I used a stick and rope as a giant compass to draw my half circle
It also helps to fold your material in half. Less drawing and less cutting! I also had a cute little fabric weight to help me.
I used the above drawing as a simple guide to outline my fabric. I chose to not make traditional round doors and left my doors unfinished. After cutting my tipi patter and finishing the edges, I am now ready to erect the poles and add the covering.
Diagram by Nomadic Tipis
Choose 3 of your sturdiest tipi poles. These will be your the foundation of your tipi. When moving your poles around be sure to carry them straight up and down. It’s easier to balance and less dangerous. Now take two poles and lay them together on the ground. Take your third lift pole and lay it perpendicular so you make a 90 angle and cross. Measure the point at which the poles cross to the bottom of the pole. This should be the radius of your tipi cover. Adjust accordingly.

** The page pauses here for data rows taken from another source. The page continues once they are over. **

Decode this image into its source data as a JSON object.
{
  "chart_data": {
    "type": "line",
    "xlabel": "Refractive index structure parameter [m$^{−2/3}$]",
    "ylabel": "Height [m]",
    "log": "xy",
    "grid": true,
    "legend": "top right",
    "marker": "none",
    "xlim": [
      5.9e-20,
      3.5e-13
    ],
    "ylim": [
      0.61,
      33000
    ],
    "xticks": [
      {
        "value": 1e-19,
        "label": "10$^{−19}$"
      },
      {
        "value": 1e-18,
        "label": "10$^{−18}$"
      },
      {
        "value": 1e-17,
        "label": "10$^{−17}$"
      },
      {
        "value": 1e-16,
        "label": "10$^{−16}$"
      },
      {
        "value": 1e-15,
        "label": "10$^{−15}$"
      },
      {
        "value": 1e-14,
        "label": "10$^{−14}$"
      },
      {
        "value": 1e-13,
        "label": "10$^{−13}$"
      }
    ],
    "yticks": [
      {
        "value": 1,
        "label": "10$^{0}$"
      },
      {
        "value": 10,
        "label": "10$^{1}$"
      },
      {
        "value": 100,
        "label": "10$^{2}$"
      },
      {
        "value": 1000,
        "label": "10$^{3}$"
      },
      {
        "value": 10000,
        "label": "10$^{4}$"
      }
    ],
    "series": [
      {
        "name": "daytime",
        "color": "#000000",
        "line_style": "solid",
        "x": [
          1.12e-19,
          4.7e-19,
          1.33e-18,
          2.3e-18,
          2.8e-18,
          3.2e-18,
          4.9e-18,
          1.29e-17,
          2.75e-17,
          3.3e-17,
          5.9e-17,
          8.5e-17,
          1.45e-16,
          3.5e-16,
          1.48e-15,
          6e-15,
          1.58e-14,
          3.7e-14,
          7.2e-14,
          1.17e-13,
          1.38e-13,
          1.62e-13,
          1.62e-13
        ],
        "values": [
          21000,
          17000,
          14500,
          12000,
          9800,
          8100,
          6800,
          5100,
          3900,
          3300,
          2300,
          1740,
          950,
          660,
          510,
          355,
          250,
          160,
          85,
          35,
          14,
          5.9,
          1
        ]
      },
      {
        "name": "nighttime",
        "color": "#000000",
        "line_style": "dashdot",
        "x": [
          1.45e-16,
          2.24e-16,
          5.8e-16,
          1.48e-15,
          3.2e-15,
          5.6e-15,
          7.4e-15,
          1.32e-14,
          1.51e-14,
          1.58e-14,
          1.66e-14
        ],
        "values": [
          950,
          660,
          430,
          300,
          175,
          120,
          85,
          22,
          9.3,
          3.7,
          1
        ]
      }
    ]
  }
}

Using a 40ft piece of rope, tie a clove hitch knot around your 3 tipi poles as pictured above. Do not cut. You’ll use the rest of the rope to secure the remaining poles later.
It’s safer to have another person help you while erecting the poles. Lift the poles so you have an « A » frame. Stabilize the frame by extending the 2nd pole out so you have a free standing tripod. If you’ve tied the clove hitch properly, you should have some resistance while extending the pole and the knot should feel secure. Take the rope and secure the 3 poles by walking around and wrapping the rope around the poles a few times.
Start by laying 3 poles onto one side of the and laying another 3 along the other side. You should then have an opening in the back to lay 3 more pole. Only lay two of the three poles setting the third pole aside to use later.
Secure the 8 poles around the tripod by wrapping the rope around them. Make sure the rope is taught by whipping the rope up and pulling at the same time, but don’t pull hard as you may shift the poles. After circling the tipi four times let the rope hang freely to the ground.
Now take the third pole you set aside and lay it centered on the covering. Take one edge and roll the covering until it meets the middle. Repeat on the other side, so you have two rolls with the pole in the middle. Attach the top of the covering to the pole by using thumb tacks. Now place the pole along with the covering on the back center of the tipi (where you left the extra opening).
Make sure the pole is facing the inside of the tipi, so when you unroll the covering the pole is under the covering, and not on top. Spread the canvas around the poles as you would by billowing the cover so it floats. Be careful not to jerk the cover across the poles, as it might cause shifting or snags on the the covering.
Bring the covering ends together by overlapping one over the other and securing them with pins. From the outside lace the pins through the pinning straps. I made one inch slits and cut them large if the pins were too big. You want the pins to be snug and secure.
After lacing all 12 pins you may adjust your poles so the covering sits on your tipi properly. If the covering is too short and is more than 6 inches above the ground adjust your poles by lifting them up and bring them in a few inches. If your covering is very wrinkled you can push your poles out from the inside to have a shorter wider tipi. Be sure not to move the 3 tripod foundational poles.
I’m very excited to have my very own tipi! I can’t wait to start decorating the interior. I’m looking for Native American and southwest blankets and rugs. I have a few Mexican serapes that I can throw in there. Maybe add a little table and lace? What else can I put in there?